Attribute-Driven Community Search.

Recently, community search over graphs has gained significant interest. In applications such as analysis of protein-protein interaction (PPI) networks, citation graphs, and collaboration networks, nodes tend to have attributes. Unfortunately, most previous community search algorithms ignore attributes and result in communities with poor cohesion w.r.t. their node attributes. In this paper, we study the problem of attribute-driven community search, that is, given an undirected graph G where nodes are associated with attributes, and an input query Q consisting of nodes Vq and attributes Wq, find the communities containing Vq, in which most community members are densely inter-connected and have similar attributes. We formulate this problem as finding attributed truss communities (ATC), i.e., finding connected and close k-truss subgraphs containing Vq, with the largest attribute relevance score. We design a framework of desirable properties that good score function should satisfy.
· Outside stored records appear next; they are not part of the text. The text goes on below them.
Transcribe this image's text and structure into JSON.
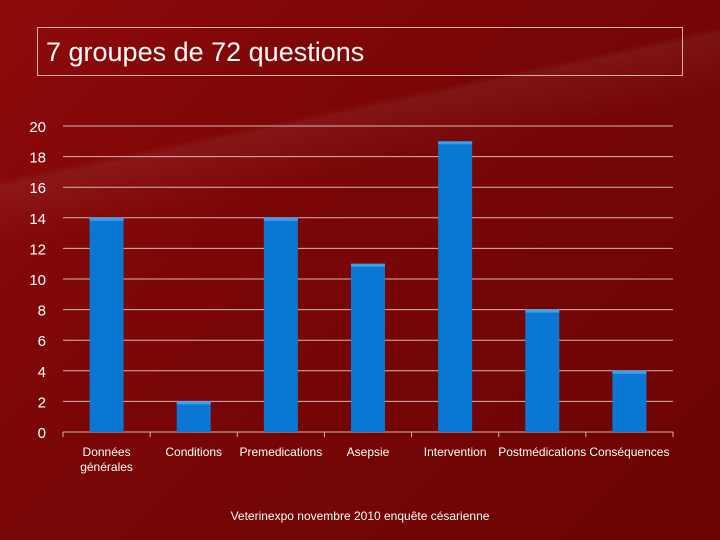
{
  "slide": {
    "title": "7 groupes de 72 questions",
    "footer": "Veterinexpo novembre 2010 enquête césarienne"
  },
  "colors": {
    "bar_fill": "#0a78d2",
    "bar_top": "#3aa0ee",
    "grid": "#d6b4b4",
    "axis_text": "#ffffff"
  },
  "chart_data": {
    "type": "bar",
    "title": "",
    "xlabel": "",
    "ylabel": "",
    "categories": [
      "Données générales",
      "Conditions",
      "Premedications",
      "Asepsie",
      "Intervention",
      "Postmédications",
      "Conséquences"
    ],
    "values": [
      14,
      2,
      14,
      11,
      19,
      8,
      4
    ],
    "ylim": [
      0,
      20
    ],
    "yticks": [
      0,
      2,
      4,
      6,
      8,
      10,
      12,
      14,
      16,
      18,
      20
    ],
    "grid": true,
    "legend": "none"
  }
}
We show that the problem is NP-hard. However, we develop an efficient greedy algorithmic framework to iteratively remove nodes with the least popular attributes, and shrink the graph into an ATC. In addition, we also build an elegant index to maintain k-truss structure and attribute information, and propose efficient query processing algorithms. Extensive experiments on large real-world networks with ground-truth communities show that our algorithms significantly outperform the state of the art and demonstrates their efficiency and effectiveness.